When paroxysmal nocturnal hemoglobinuria (PNH) hematopoietic stem cell clones carrying PIGA gene mutations gain growth advantage in vivo and further differentiate, a large number of red blood cells are produced, which are susceptible to intravascular hemolysis due to the lack of GPI-anchored proteins such as CD55 and CD59. This not only leads to typical symptoms such as anemia and jaundice, but can also trigger thrombosis, which is a major cause of morbidity and mortality in patients with PNH.

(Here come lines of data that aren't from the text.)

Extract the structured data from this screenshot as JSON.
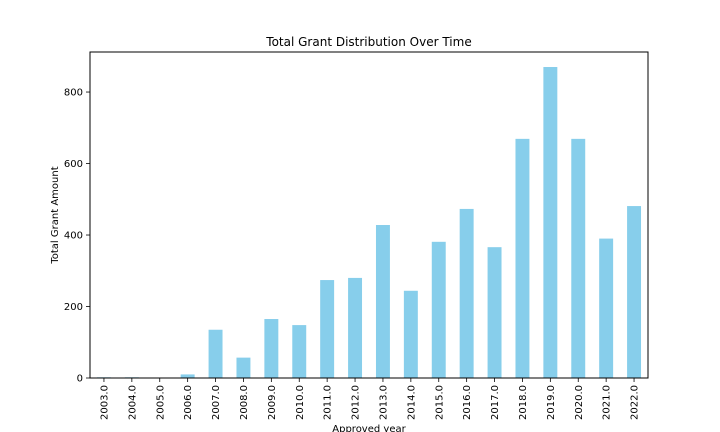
{
  "chart_data": {
    "type": "bar",
    "title": "Total Grant Distribution Over Time",
    "xlabel": "Approved year",
    "ylabel": "Total Grant Amount",
    "categories": [
      "2003.0",
      "2004.0",
      "2005.0",
      "2006.0",
      "2007.0",
      "2008.0",
      "2009.0",
      "2010.0",
      "2011.0",
      "2012.0",
      "2013.0",
      "2014.0",
      "2015.0",
      "2016.0",
      "2017.0",
      "2018.0",
      "2019.0",
      "2020.0",
      "2021.0",
      "2022.0"
    ],
    "series": [
      {
        "values": [
          2,
          2,
          0,
          10,
          135,
          57,
          165,
          148,
          274,
          280,
          428,
          244,
          381,
          473,
          366,
          669,
          870,
          669,
          390,
          481
        ]
      }
    ],
    "yticks": [
      0,
      200,
      400,
      600,
      800
    ],
    "ylim": [
      0,
      912
    ],
    "grid": false,
    "legend": "none",
    "bar_color": "#87ceeb"
  }
}
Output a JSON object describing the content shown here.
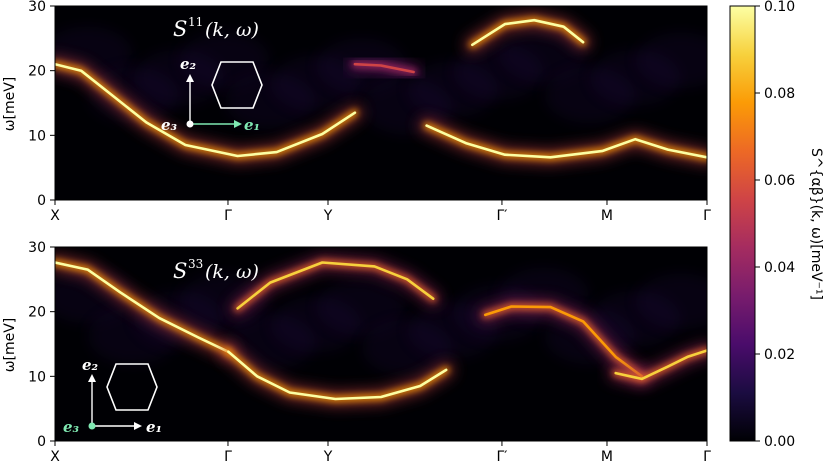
{
  "chart_data": [
    {
      "type": "heatmap",
      "panel": "top",
      "annotation": {
        "symbol": "S",
        "superscript": "11",
        "args": "(k, ω)"
      },
      "ylabel": "ω[meV]",
      "ylim": [
        0,
        30
      ],
      "yticks": [
        "0",
        "10",
        "20",
        "30"
      ],
      "xticks": [
        "X",
        "Γ",
        "Y",
        "Γ′",
        "M",
        "Γ"
      ],
      "inset": {
        "e1": "e₁",
        "e2": "e₂",
        "e3": "e₃",
        "highlight": "e1"
      },
      "bands": [
        {
          "name": "lower",
          "points": [
            [
              0,
              21
            ],
            [
              0.04,
              20
            ],
            [
              0.09,
              16
            ],
            [
              0.14,
              12
            ],
            [
              0.2,
              8.5
            ],
            [
              0.28,
              6.8
            ],
            [
              0.34,
              7.4
            ],
            [
              0.41,
              10.2
            ],
            [
              0.46,
              13.5
            ]
          ],
          "intensity": 1.0
        },
        {
          "name": "lower-2",
          "points": [
            [
              0.57,
              11.5
            ],
            [
              0.63,
              8.8
            ],
            [
              0.69,
              7
            ],
            [
              0.76,
              6.6
            ],
            [
              0.84,
              7.6
            ],
            [
              0.89,
              9.4
            ],
            [
              0.94,
              7.8
            ],
            [
              1.0,
              6.6
            ]
          ],
          "intensity": 1.0
        },
        {
          "name": "upper-dome",
          "points": [
            [
              0.64,
              24
            ],
            [
              0.69,
              27.2
            ],
            [
              0.735,
              27.8
            ],
            [
              0.78,
              26.8
            ],
            [
              0.81,
              24.4
            ]
          ],
          "intensity": 0.95
        },
        {
          "name": "Y-flat",
          "points": [
            [
              0.46,
              21
            ],
            [
              0.5,
              20.8
            ],
            [
              0.55,
              19.8
            ]
          ],
          "intensity": 0.55
        }
      ]
    },
    {
      "type": "heatmap",
      "panel": "bottom",
      "annotation": {
        "symbol": "S",
        "superscript": "33",
        "args": "(k, ω)"
      },
      "ylabel": "ω[meV]",
      "ylim": [
        0,
        30
      ],
      "yticks": [
        "0",
        "10",
        "20",
        "30"
      ],
      "xticks": [
        "X",
        "Γ",
        "Y",
        "Γ′",
        "M",
        "Γ"
      ],
      "inset": {
        "e1": "e₁",
        "e2": "e₂",
        "e3": "e₃",
        "highlight": "e3"
      },
      "bands": [
        {
          "name": "top-left",
          "points": [
            [
              0,
              27.6
            ],
            [
              0.05,
              26.5
            ],
            [
              0.1,
              23
            ],
            [
              0.16,
              19
            ],
            [
              0.22,
              16
            ],
            [
              0.266,
              13.8
            ]
          ],
          "intensity": 1.0
        },
        {
          "name": "Y-dome-lower",
          "points": [
            [
              0.266,
              13.8
            ],
            [
              0.31,
              10
            ],
            [
              0.36,
              7.5
            ],
            [
              0.43,
              6.5
            ],
            [
              0.5,
              6.8
            ],
            [
              0.56,
              8.5
            ],
            [
              0.6,
              11
            ]
          ],
          "intensity": 1.0
        },
        {
          "name": "Y-dome-upper",
          "points": [
            [
              0.28,
              20.5
            ],
            [
              0.33,
              24.5
            ],
            [
              0.41,
              27.6
            ],
            [
              0.49,
              27
            ],
            [
              0.54,
              25
            ],
            [
              0.58,
              22
            ]
          ],
          "intensity": 0.85
        },
        {
          "name": "Gp-arc",
          "points": [
            [
              0.66,
              19.5
            ],
            [
              0.7,
              20.8
            ],
            [
              0.76,
              20.7
            ],
            [
              0.81,
              18.5
            ],
            [
              0.86,
              13
            ],
            [
              0.9,
              10
            ]
          ],
          "intensity": 0.8
        },
        {
          "name": "M-dip",
          "points": [
            [
              0.86,
              10.5
            ],
            [
              0.9,
              9.6
            ],
            [
              0.94,
              11.5
            ],
            [
              0.97,
              13
            ],
            [
              1.0,
              14
            ]
          ],
          "intensity": 0.9
        }
      ]
    }
  ],
  "colorbar": {
    "label": "S^{αβ}(k, ω)[meV⁻¹]",
    "ticks": [
      "0.00",
      "0.02",
      "0.04",
      "0.06",
      "0.08",
      "0.10"
    ],
    "range": [
      0,
      0.1
    ],
    "colormap": [
      "#000004",
      "#1b0c41",
      "#4a0c6b",
      "#781c6d",
      "#a52c60",
      "#cf4446",
      "#ed6925",
      "#fb9b06",
      "#f7d13d",
      "#fcffa4"
    ]
  }
}
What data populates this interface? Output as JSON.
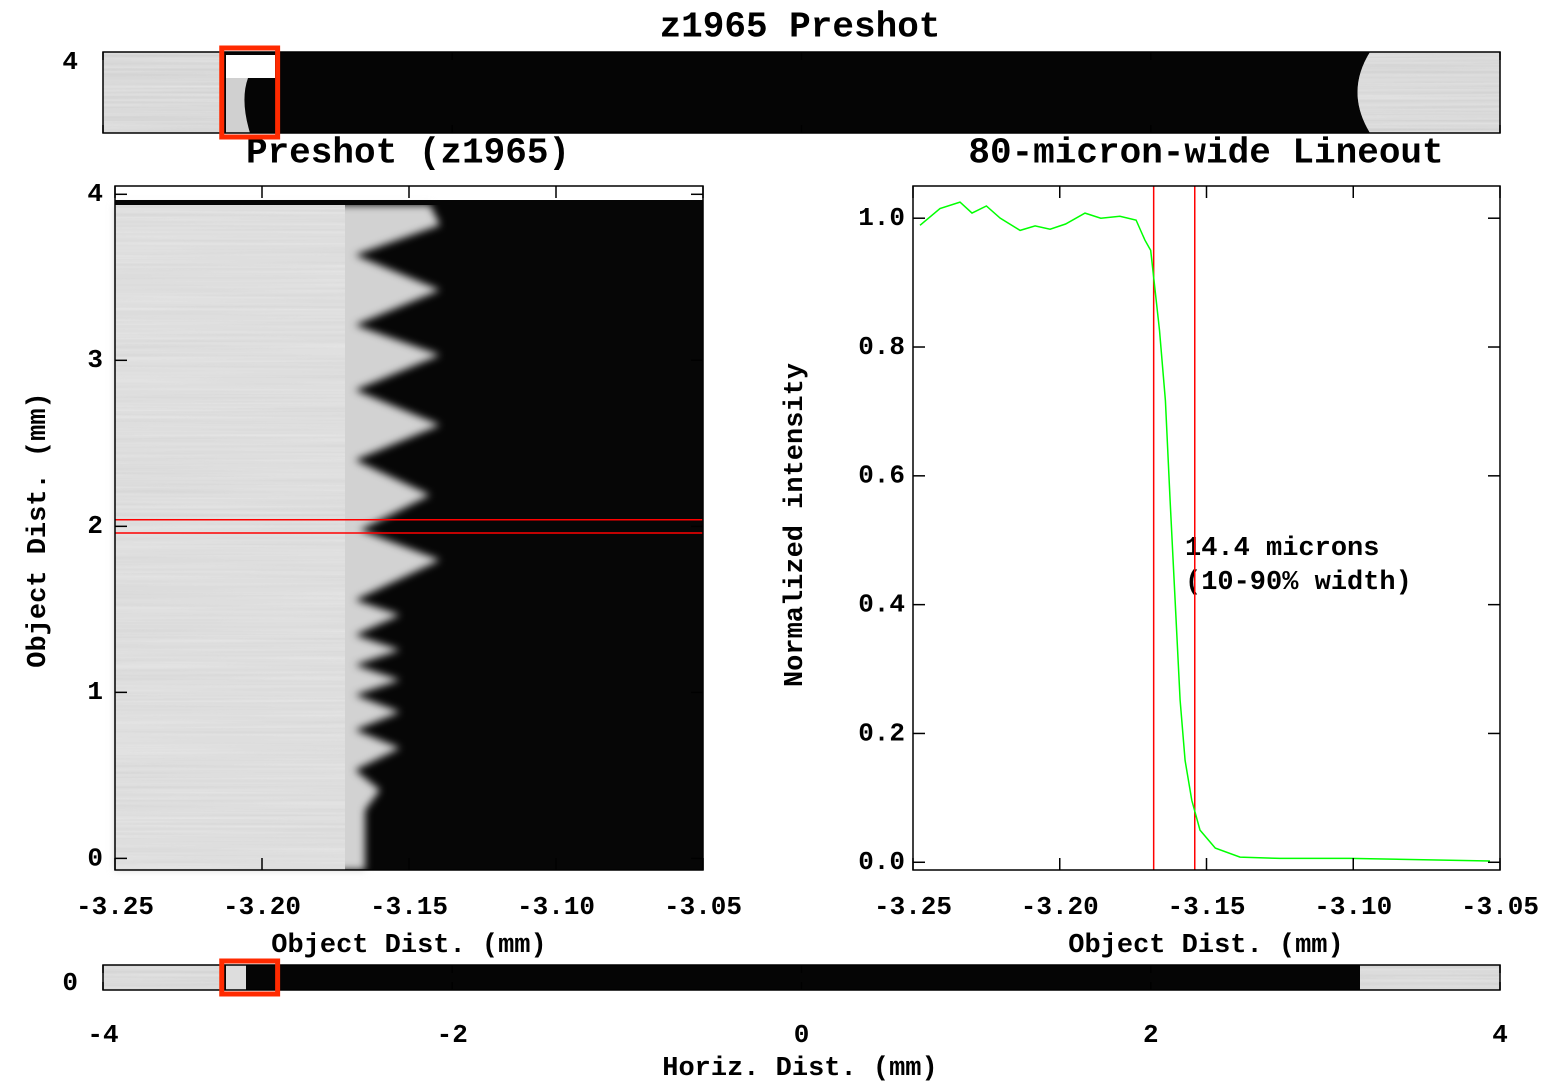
{
  "chart_data": [
    {
      "type": "image-strip",
      "title": "z1965 Preshot",
      "xlabel": "Horiz. Dist. (mm)",
      "xlim": [
        -4,
        4
      ],
      "xticks": [
        -4,
        -2,
        0,
        2,
        4
      ],
      "yticks_top": [
        4
      ],
      "yticks_bottom": [
        0
      ],
      "zoom_box": [
        -3.32,
        -3.0
      ],
      "box_color": "#ff2a00"
    },
    {
      "type": "image",
      "title": "Preshot (z1965)",
      "xlabel": "Object Dist. (mm)",
      "ylabel": "Object Dist. (mm)",
      "xlim": [
        -3.25,
        -3.05
      ],
      "ylim": [
        -0.07,
        4.05
      ],
      "xticks": [
        -3.25,
        {
          "value": -3.2,
          "label": "-3.20"
        },
        -3.15,
        {
          "value": -3.1,
          "label": "-3.10"
        },
        -3.05
      ],
      "yticks": [
        0,
        1,
        2,
        3,
        4
      ],
      "lineout_band": [
        1.96,
        2.04
      ],
      "band_color": "#ff0000"
    },
    {
      "type": "line",
      "title": "80-micron-wide Lineout",
      "xlabel": "Object Dist. (mm)",
      "ylabel": "Normalized intensity",
      "xlim": [
        -3.25,
        -3.05
      ],
      "ylim": [
        -0.012,
        1.05
      ],
      "xticks": [
        -3.25,
        {
          "value": -3.2,
          "label": "-3.20"
        },
        -3.15,
        {
          "value": -3.1,
          "label": "-3.10"
        },
        -3.05
      ],
      "yticks": [
        {
          "value": 0,
          "label": "0.0"
        },
        {
          "value": 0.2,
          "label": "0.2"
        },
        {
          "value": 0.4,
          "label": "0.4"
        },
        {
          "value": 0.6,
          "label": "0.6"
        },
        {
          "value": 0.8,
          "label": "0.8"
        },
        {
          "value": 1,
          "label": "1.0"
        }
      ],
      "x": [
        -3.2476,
        -3.2408,
        -3.234,
        -3.2299,
        -3.225,
        -3.2203,
        -3.2135,
        -3.2084,
        -3.2033,
        -3.198,
        -3.1914,
        -3.186,
        -3.1795,
        -3.174,
        -3.171,
        -3.169,
        -3.1675,
        -3.166,
        -3.164,
        -3.1624,
        -3.1607,
        -3.159,
        -3.1573,
        -3.155,
        -3.1522,
        -3.147,
        -3.1386,
        -3.125,
        -3.1011,
        -3.0534
      ],
      "series": [
        {
          "color": "#00ff00",
          "values": [
            0.989,
            1.015,
            1.025,
            1.008,
            1.019,
            1.0,
            0.981,
            0.988,
            0.983,
            0.991,
            1.008,
            1.0,
            1.003,
            0.997,
            0.966,
            0.95,
            0.888,
            0.826,
            0.717,
            0.562,
            0.407,
            0.252,
            0.158,
            0.096,
            0.05,
            0.022,
            0.008,
            0.006,
            0.006,
            0.002
          ]
        }
      ],
      "vlines": [
        -3.168,
        -3.154
      ],
      "vline_color": "#ff0000",
      "annotations": [
        "14.4 microns",
        "(10-90% width)"
      ]
    }
  ]
}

In addition, overactivation of the complement system also plays a key role in the pathogenesis of PNH. The complement system is a group of proteins that play an important role in the immune response, and they normally help clear out infected and damaged cells. However, in PNH, due to the deficiency of CD55 and CD59, the complement system may be overactivated, producing anaphylatoxins such as C5A, which can further exacerbate the destruction and hemolysis of red blood cells.
Therefore, for patients with PNH, control of hemolysis and prevention of thrombosis are key. Existing methods include drugs (e.g., glucocorticoids, immunosuppressants, etc.) and blood transfusions, but these usually only relieve symptoms and do not relieve disease. Future research needs to deeply understand the pathogenesis of PNH and find more specific methods to improve the quality of life and survival of patients.
All sectors of society should also pay more attention to the quality of life of PNH patients and provide necessary psychological support and social care. Although PNH is rare, the effects on patients are significant, including limited exercise ability and decreased social skills. Therefore, we should work together to provide better medical care and support to patients with PNH.